Local minimums and maximums of function of three variables

Question

I got such function: $f(x_1, x_2, x_3) = x_1 x_2 x_3(4-x_1-x_2-x_3)$ I need to find all local minimums and maximums of this function. I calculated partial derivatives and I got that the only points where extremums of this function can be located are: $(1,1,1)$, $(0,0,a)$, $(0, a, 0)$, $(a, 0, 0)$, where $a$ is real. I don't know how to deal with this $a$, when calculating this matrix for determining if an extremum is a minimum/maximum. How to deal with it? Can someone show please?

Answer 1

So the function is $$ f(x,y,z) = 4xyz - x^2yz - xy^2z - xyz^2 $$ so $$ \nabla f = \begin{pmatrix} 4yz - 2xyz - y^2z - yz^2\\ 4xz - 2xyz - x^2z - xz^2\\ 4xy - 2xyz - xy^2 - x^2y \end{pmatrix} = \begin{pmatrix} yz(4 - 2x - y - z)\\ xz(4 - 2y - x - z)\\ xy(4 - 2z - y - x) \end{pmatrix} $$ and we must solve $\nabla f = \vec{0}$. The first equation yields 3 cases:

Case I $x \ne 0, y \ne 0, z \ne 0$

Then, $$ \begin{pmatrix} 2x + y + z = 4\\ 2y + x + z = 4\\ 2z + y + x = 4 \end{pmatrix} $$

so $x=y=z=1$.

Case II $y=0$

The only meaningful equation is then the second one, which reduces to $xz(4-x-z)=0$. So we get $(0,0,a), (a,0,0), (4-a,0,a)$ for any real $a$.

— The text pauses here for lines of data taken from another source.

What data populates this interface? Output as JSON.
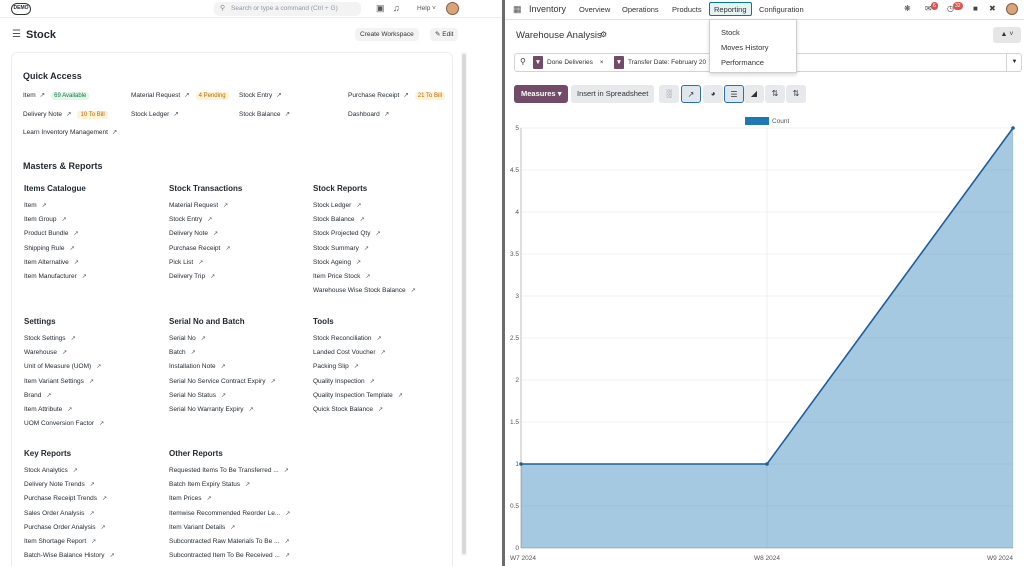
{
  "left": {
    "logo": "DEMO",
    "search_placeholder": "Search or type a command (Ctrl + G)",
    "help": "Help",
    "page_title": "Stock",
    "create_workspace": "Create Workspace",
    "edit": "Edit",
    "quick_access": {
      "title": "Quick Access",
      "items": [
        {
          "label": "Item",
          "badge": "69 Available",
          "badge_color": "green"
        },
        {
          "label": "Material Request",
          "badge": "4 Pending",
          "badge_color": "orange"
        },
        {
          "label": "Stock Entry",
          "badge": "",
          "badge_color": ""
        },
        {
          "label": "Purchase Receipt",
          "badge": "21 To Bill",
          "badge_color": "orange"
        },
        {
          "label": "Delivery Note",
          "badge": "10 To Bill",
          "badge_color": "orange"
        },
        {
          "label": "Stock Ledger",
          "badge": "",
          "badge_color": ""
        },
        {
          "label": "Stock Balance",
          "badge": "",
          "badge_color": ""
        },
        {
          "label": "Dashboard",
          "badge": "",
          "badge_color": ""
        },
        {
          "label": "Learn Inventory Management",
          "badge": "",
          "badge_color": ""
        }
      ]
    },
    "masters_title": "Masters & Reports",
    "cards": [
      {
        "title": "Items Catalogue",
        "links": [
          "Item",
          "Item Group",
          "Product Bundle",
          "Shipping Rule",
          "Item Alternative",
          "Item Manufacturer"
        ]
      },
      {
        "title": "Stock Transactions",
        "links": [
          "Material Request",
          "Stock Entry",
          "Delivery Note",
          "Purchase Receipt",
          "Pick List",
          "Delivery Trip"
        ]
      },
      {
        "title": "Stock Reports",
        "links": [
          "Stock Ledger",
          "Stock Balance",
          "Stock Projected Qty",
          "Stock Summary",
          "Stock Ageing",
          "Item Price Stock",
          "Warehouse Wise Stock Balance"
        ]
      },
      {
        "title": "Settings",
        "links": [
          "Stock Settings",
          "Warehouse",
          "Unit of Measure (UOM)",
          "Item Variant Settings",
          "Brand",
          "Item Attribute",
          "UOM Conversion Factor"
        ]
      },
      {
        "title": "Serial No and Batch",
        "links": [
          "Serial No",
          "Batch",
          "Installation Note",
          "Serial No Service Contract Expiry",
          "Serial No Status",
          "Serial No Warranty Expiry"
        ]
      },
      {
        "title": "Tools",
        "links": [
          "Stock Reconciliation",
          "Landed Cost Voucher",
          "Packing Slip",
          "Quality Inspection",
          "Quality Inspection Template",
          "Quick Stock Balance"
        ]
      },
      {
        "title": "Key Reports",
        "links": [
          "Stock Analytics",
          "Delivery Note Trends",
          "Purchase Receipt Trends",
          "Sales Order Analysis",
          "Purchase Order Analysis",
          "Item Shortage Report",
          "Batch-Wise Balance History"
        ]
      },
      {
        "title": "Other Reports",
        "links": [
          "Requested Items To Be Transferred ...",
          "Batch Item Expiry Status",
          "Item Prices",
          "Itemwise Recommended Reorder Le...",
          "Item Variant Details",
          "Subcontracted Raw Materials To Be ...",
          "Subcontracted Item To Be Received ..."
        ]
      }
    ]
  },
  "right": {
    "app_name": "Inventory",
    "menu": [
      "Overview",
      "Operations",
      "Products",
      "Reporting",
      "Configuration"
    ],
    "active_menu": "Reporting",
    "badges": {
      "messages": "6",
      "activities": "32"
    },
    "dropdown": [
      "Stock",
      "Moves History",
      "Performance"
    ],
    "view_title": "Warehouse Analysis",
    "facets": [
      "Done Deliveries",
      "Transfer Date: February 20"
    ],
    "measures": "Measures",
    "insert": "Insert in Spreadsheet",
    "accent": "#714b67"
  },
  "chart_data": {
    "type": "area",
    "x": [
      "W7 2024",
      "W8 2024",
      "W9 2024"
    ],
    "series": [
      {
        "name": "Count",
        "values": [
          1,
          1,
          5
        ]
      }
    ],
    "yticks": [
      "0",
      "0.5",
      "1",
      "1.5",
      "2",
      "2.5",
      "3",
      "3.5",
      "4",
      "4.5",
      "5"
    ],
    "ylim": [
      0,
      5
    ],
    "legend": "top",
    "grid": true,
    "color": "#1f77b4"
  }
}
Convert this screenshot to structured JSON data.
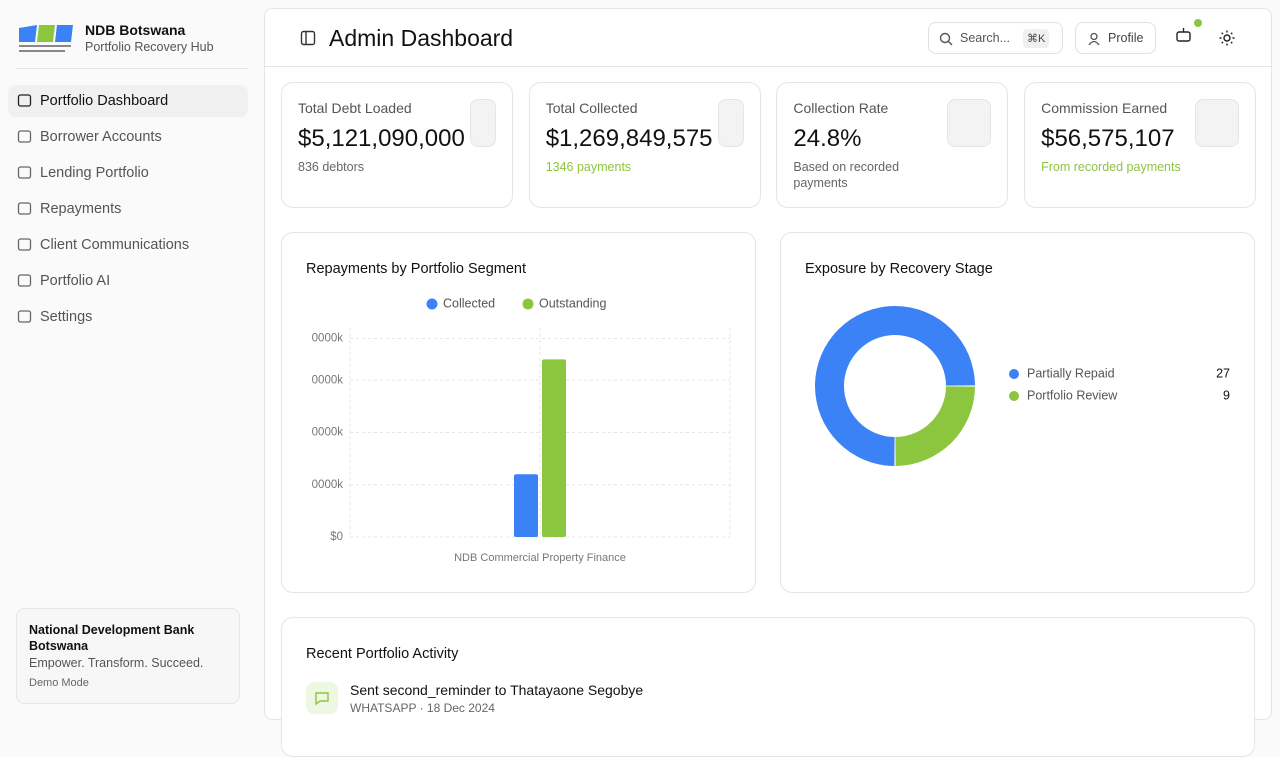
{
  "sidebar": {
    "brand": "NDB Botswana",
    "subtitle": "Portfolio Recovery Hub",
    "nav": [
      "Portfolio Dashboard",
      "Borrower Accounts",
      "Lending Portfolio",
      "Repayments",
      "Client Communications",
      "Portfolio AI",
      "Settings"
    ],
    "footer": {
      "name": "National Development Bank Botswana",
      "tagline": "Empower. Transform. Succeed.",
      "mode": "Demo Mode"
    }
  },
  "header": {
    "title": "Admin Dashboard",
    "search": "Search...",
    "shortcut": "⌘K",
    "profile": "Profile"
  },
  "stats": [
    {
      "label": "Total Debt Loaded",
      "value": "$5,121,090,000",
      "note": "836 debtors"
    },
    {
      "label": "Total Collected",
      "value": "$1,269,849,575",
      "note": "1346 payments"
    },
    {
      "label": "Collection Rate",
      "value": "24.8%",
      "note": "Based on recorded payments"
    },
    {
      "label": "Commission Earned",
      "value": "$56,575,107",
      "note": "From recorded payments"
    }
  ],
  "chart_data": [
    {
      "type": "bar",
      "title": "Repayments by Portfolio Segment",
      "categories": [
        "NDB Commercial Property Finance"
      ],
      "series": [
        {
          "name": "Collected",
          "color": "#3b82f6",
          "values": [
            1200000000
          ]
        },
        {
          "name": "Outstanding",
          "color": "#8cc63f",
          "values": [
            3400000000
          ]
        }
      ],
      "ylim": [
        0,
        4000000000
      ],
      "yticks": [
        {
          "value": 0,
          "label": "$0"
        },
        {
          "value": 1000000000,
          "label": "0000k"
        },
        {
          "value": 2000000000,
          "label": "0000k"
        },
        {
          "value": 3000000000,
          "label": "0000k"
        },
        {
          "value": 3800000000,
          "label": "0000k"
        }
      ],
      "grid": true,
      "legend": "top"
    },
    {
      "type": "pie",
      "title": "Exposure by Recovery Stage",
      "categories": [
        "Partially Repaid",
        "Portfolio Review"
      ],
      "values": [
        27,
        9
      ],
      "colors": [
        "#3b82f6",
        "#8cc63f"
      ],
      "legend": "right"
    }
  ],
  "activity": {
    "title": "Recent Portfolio Activity",
    "items": [
      {
        "text": "Sent second_reminder to Thatayaone Segobye",
        "meta": "WHATSAPP · 18 Dec 2024"
      }
    ]
  }
}
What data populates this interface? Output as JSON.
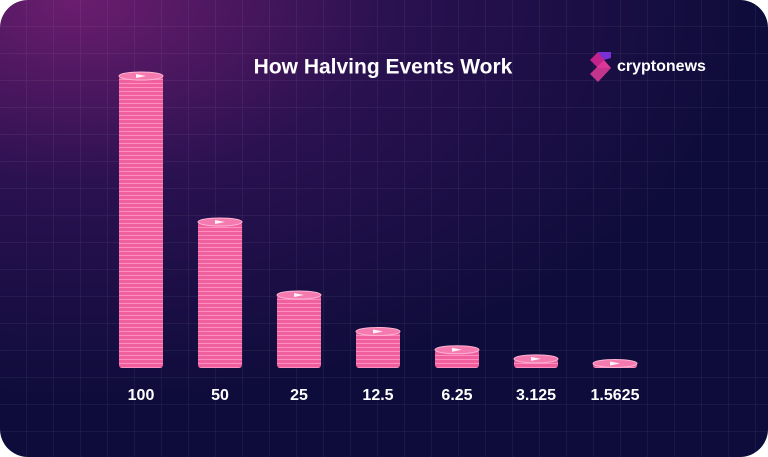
{
  "chart_data": {
    "type": "bar",
    "title": "How Halving Events Work",
    "values": [
      100,
      50,
      25,
      12.5,
      6.25,
      3.125,
      1.5625
    ],
    "color": "#f0609e"
  },
  "logo": {
    "text": "cryptonews"
  }
}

All other symmetric cases to the ones we dealt with (which have zeros for one or more of the variables), so you get (1,1,1) and 6 families of solutions: $(a,0,0), (0,a,0), (0,0,a), (4-a,0,a), (0,4-a,a), (a,4-a,0)$.

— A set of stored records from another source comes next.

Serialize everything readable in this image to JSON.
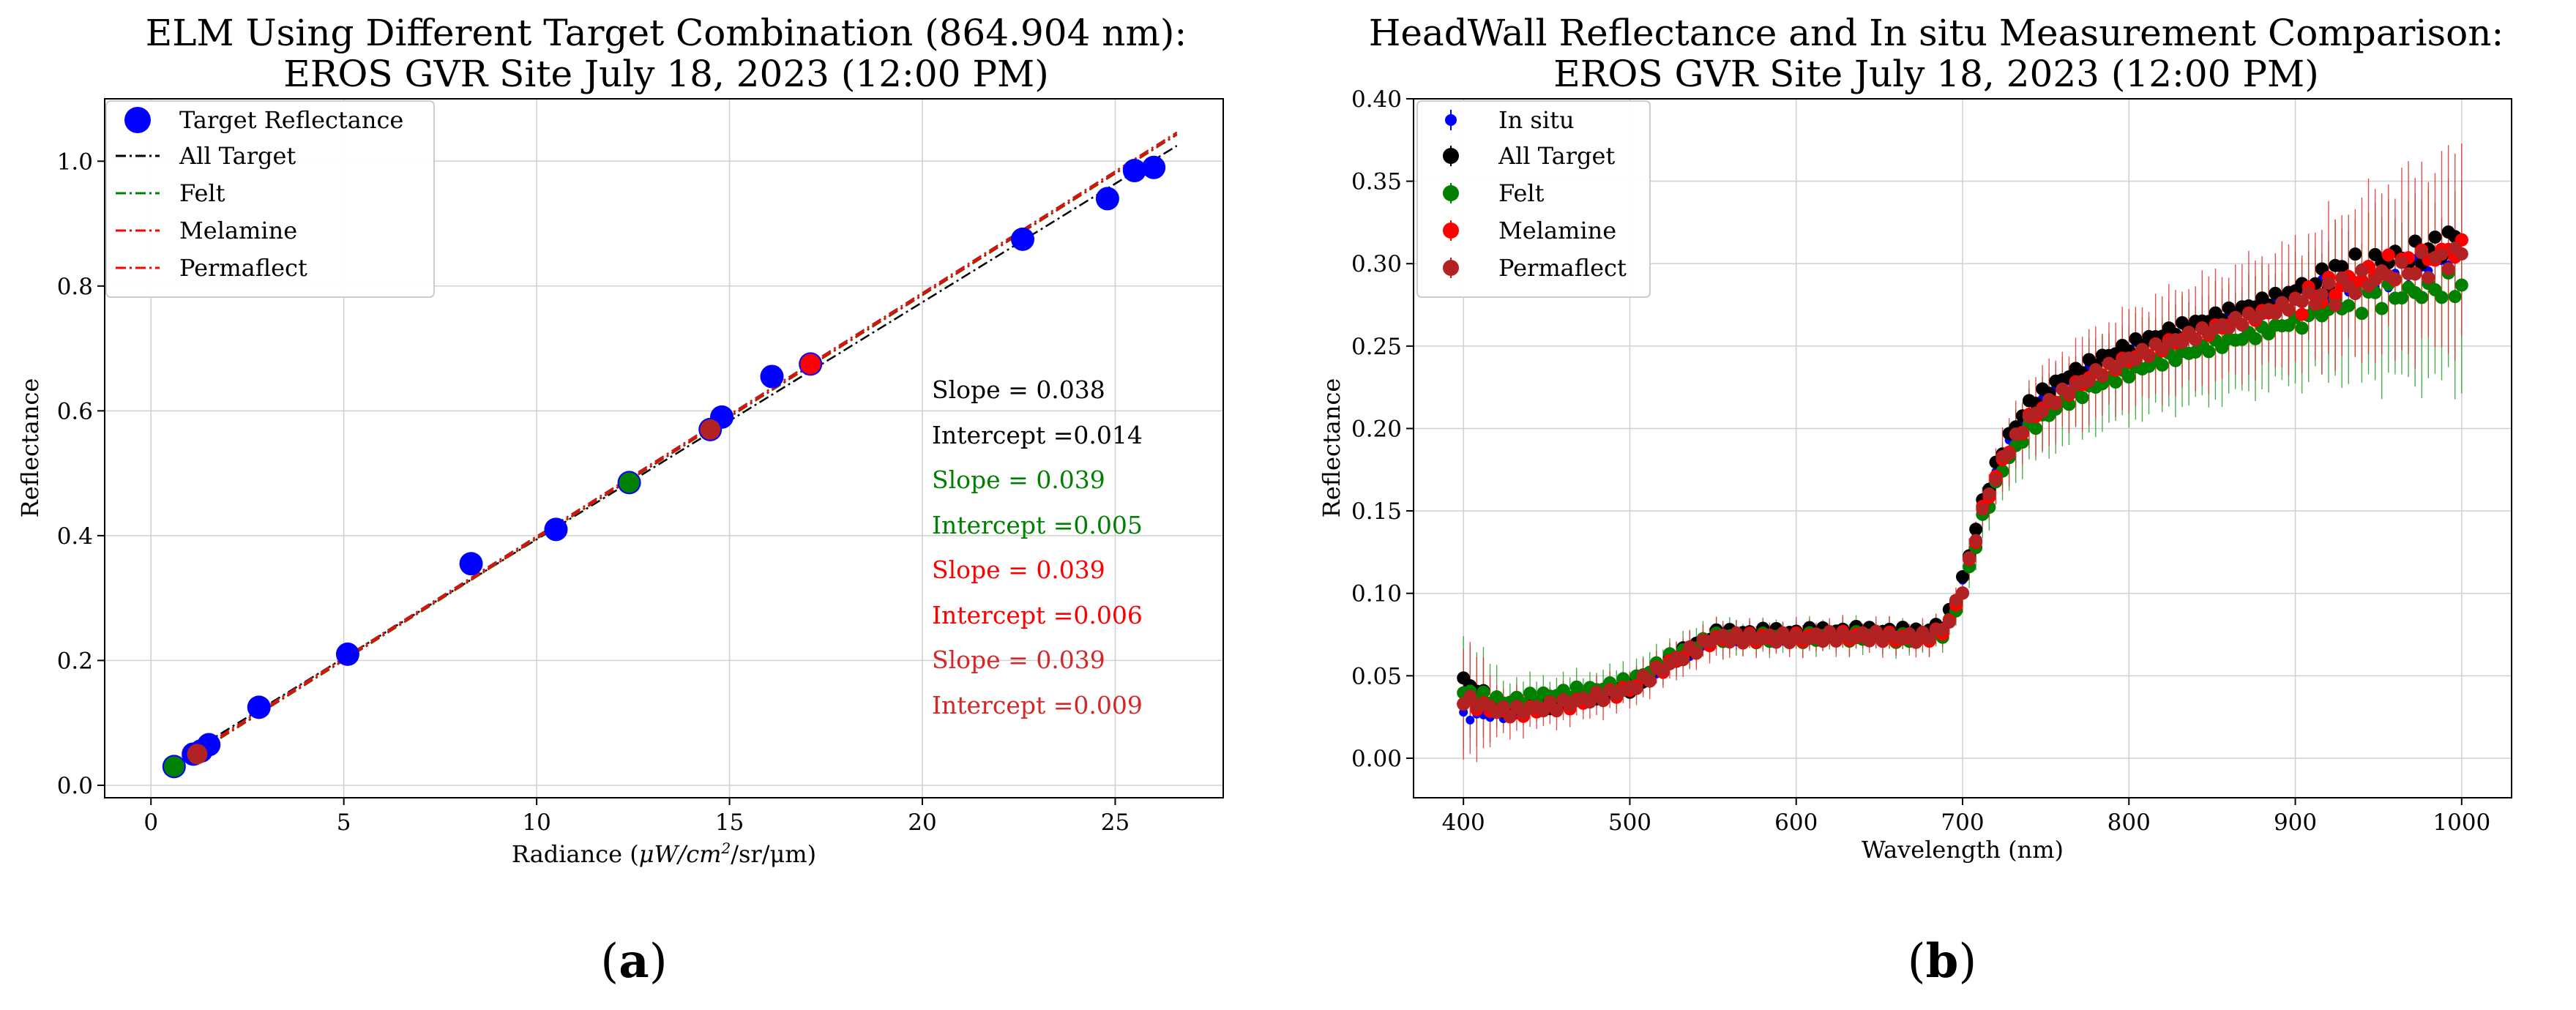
{
  "chart_data": [
    {
      "type": "scatter",
      "title": "ELM Using Different Target Combination (864.904 nm):",
      "subtitle": "EROS GVR Site July 18, 2023 (12:00 PM)",
      "xlabel": "Radiance (μW/cm²/sr/μm)",
      "xlabel_parts": {
        "prefix": "Radiance (",
        "unit": "μW/cm",
        "sup": "2",
        "suffix": "/sr/μm)"
      },
      "ylabel": "Reflectance",
      "xlim": [
        -1.2,
        27.8
      ],
      "ylim": [
        -0.02,
        1.1
      ],
      "xticks": [
        0,
        5,
        10,
        15,
        20,
        25
      ],
      "yticks": [
        0.0,
        0.2,
        0.4,
        0.6,
        0.8,
        1.0
      ],
      "xtick_labels": [
        "0",
        "5",
        "10",
        "15",
        "20",
        "25"
      ],
      "ytick_labels": [
        "0.0",
        "0.2",
        "0.4",
        "0.6",
        "0.8",
        "1.0"
      ],
      "grid": true,
      "legend_position": "top-left",
      "target_points": {
        "name": "Target Reflectance",
        "color": "#0000ff",
        "x": [
          0.6,
          1.1,
          1.3,
          1.5,
          2.8,
          5.1,
          8.3,
          10.5,
          12.4,
          14.5,
          14.8,
          16.1,
          17.1,
          22.6,
          24.8,
          25.5,
          26.0
        ],
        "y": [
          0.03,
          0.05,
          0.055,
          0.065,
          0.125,
          0.21,
          0.355,
          0.41,
          0.485,
          0.57,
          0.59,
          0.655,
          0.675,
          0.875,
          0.94,
          0.985,
          0.99
        ]
      },
      "highlight_points": [
        {
          "x": 0.6,
          "y": 0.03,
          "color": "#008000"
        },
        {
          "x": 1.2,
          "y": 0.05,
          "color": "#b22222"
        },
        {
          "x": 12.4,
          "y": 0.485,
          "color": "#008000"
        },
        {
          "x": 14.5,
          "y": 0.57,
          "color": "#b22222"
        },
        {
          "x": 17.1,
          "y": 0.675,
          "color": "#ff0000"
        }
      ],
      "fit_lines": [
        {
          "name": "All Target",
          "slope": 0.038,
          "intercept": 0.014,
          "color": "#000000"
        },
        {
          "name": "Felt",
          "slope": 0.039,
          "intercept": 0.005,
          "color": "#008000"
        },
        {
          "name": "Melamine",
          "slope": 0.039,
          "intercept": 0.006,
          "color": "#ff0000"
        },
        {
          "name": "Permaflect",
          "slope": 0.039,
          "intercept": 0.009,
          "color": "#b22222"
        }
      ],
      "fit_x_range": [
        0.5,
        26.6
      ],
      "legend": [
        "Target Reflectance",
        "All Target",
        "Felt",
        "Melamine",
        "Permaflect"
      ],
      "annotations": [
        {
          "text": "Slope = 0.038",
          "color": "#000000"
        },
        {
          "text": "Intercept =0.014",
          "color": "#000000"
        },
        {
          "text": "Slope = 0.039",
          "color": "#008000"
        },
        {
          "text": "Intercept =0.005",
          "color": "#008000"
        },
        {
          "text": "Slope = 0.039",
          "color": "#ff0000"
        },
        {
          "text": "Intercept =0.006",
          "color": "#ff0000"
        },
        {
          "text": "Slope = 0.039",
          "color": "#d62728"
        },
        {
          "text": "Intercept =0.009",
          "color": "#d62728"
        }
      ],
      "caption": "(a)"
    },
    {
      "type": "line",
      "title": "HeadWall Reflectance and In situ Measurement Comparison:",
      "subtitle": "EROS GVR Site July 18, 2023 (12:00 PM)",
      "xlabel": "Wavelength (nm)",
      "ylabel": "Reflectance",
      "xlim": [
        370,
        1030
      ],
      "ylim": [
        -0.024,
        0.4
      ],
      "xticks": [
        400,
        500,
        600,
        700,
        800,
        900,
        1000
      ],
      "yticks": [
        0.0,
        0.05,
        0.1,
        0.15,
        0.2,
        0.25,
        0.3,
        0.35,
        0.4
      ],
      "xtick_labels": [
        "400",
        "500",
        "600",
        "700",
        "800",
        "900",
        "1000"
      ],
      "ytick_labels": [
        "0.00",
        "0.05",
        "0.10",
        "0.15",
        "0.20",
        "0.25",
        "0.30",
        "0.35",
        "0.40"
      ],
      "grid": true,
      "legend_position": "top-left",
      "legend": [
        "In situ",
        "All Target",
        "Felt",
        "Melamine",
        "Permaflect"
      ],
      "x": [
        400,
        425,
        450,
        475,
        500,
        525,
        550,
        575,
        600,
        625,
        650,
        675,
        690,
        700,
        712,
        725,
        740,
        760,
        780,
        800,
        825,
        850,
        875,
        900,
        925,
        950,
        975,
        1000
      ],
      "series": [
        {
          "name": "In situ",
          "color": "#0000ff",
          "values": [
            0.025,
            0.027,
            0.032,
            0.037,
            0.043,
            0.058,
            0.073,
            0.074,
            0.074,
            0.076,
            0.076,
            0.075,
            0.08,
            0.105,
            0.15,
            0.185,
            0.21,
            0.225,
            0.238,
            0.248,
            0.258,
            0.265,
            0.272,
            0.279,
            0.284,
            0.29,
            0.298,
            0.305
          ]
        },
        {
          "name": "All Target",
          "color": "#000000",
          "values": [
            0.047,
            0.03,
            0.032,
            0.037,
            0.043,
            0.06,
            0.075,
            0.076,
            0.076,
            0.077,
            0.077,
            0.076,
            0.082,
            0.108,
            0.155,
            0.19,
            0.215,
            0.23,
            0.241,
            0.25,
            0.259,
            0.267,
            0.275,
            0.283,
            0.295,
            0.302,
            0.306,
            0.318
          ]
        },
        {
          "name": "Felt",
          "color": "#008000",
          "values": [
            0.04,
            0.034,
            0.038,
            0.041,
            0.046,
            0.061,
            0.073,
            0.073,
            0.073,
            0.074,
            0.074,
            0.072,
            0.077,
            0.1,
            0.145,
            0.178,
            0.2,
            0.215,
            0.226,
            0.234,
            0.243,
            0.25,
            0.257,
            0.265,
            0.275,
            0.28,
            0.283,
            0.287
          ]
        },
        {
          "name": "Melamine",
          "color": "#ff0000",
          "values": [
            0.035,
            0.027,
            0.03,
            0.035,
            0.042,
            0.058,
            0.072,
            0.073,
            0.073,
            0.074,
            0.074,
            0.072,
            0.078,
            0.102,
            0.15,
            0.183,
            0.206,
            0.221,
            0.233,
            0.242,
            0.252,
            0.26,
            0.268,
            0.276,
            0.286,
            0.296,
            0.302,
            0.31
          ]
        },
        {
          "name": "Permaflect",
          "color": "#b22222",
          "values": [
            0.036,
            0.028,
            0.031,
            0.036,
            0.042,
            0.058,
            0.073,
            0.073,
            0.073,
            0.074,
            0.074,
            0.073,
            0.079,
            0.103,
            0.15,
            0.183,
            0.206,
            0.221,
            0.233,
            0.242,
            0.252,
            0.26,
            0.268,
            0.276,
            0.284,
            0.292,
            0.298,
            0.306
          ]
        }
      ],
      "error_spread": [
        0.04,
        0.015,
        0.012,
        0.012,
        0.012,
        0.012,
        0.012,
        0.01,
        0.01,
        0.01,
        0.01,
        0.01,
        0.01,
        0.012,
        0.015,
        0.02,
        0.025,
        0.028,
        0.03,
        0.032,
        0.034,
        0.036,
        0.038,
        0.04,
        0.048,
        0.055,
        0.06,
        0.065
      ],
      "caption": "(b)"
    }
  ]
}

Plug these back into $f$ to get 0 for all of them except $f(1,1,1)=1$. To classify these, as real minima or saddle points, you can use the 2nd derivative tests. So you possibly have an uncountable infinity of minima which all result in 0 value, and one maximum with value of 1.

Note that the absolute minimum of this surface occurs as $-\infty$, so the minima candidates are only local, not absolute.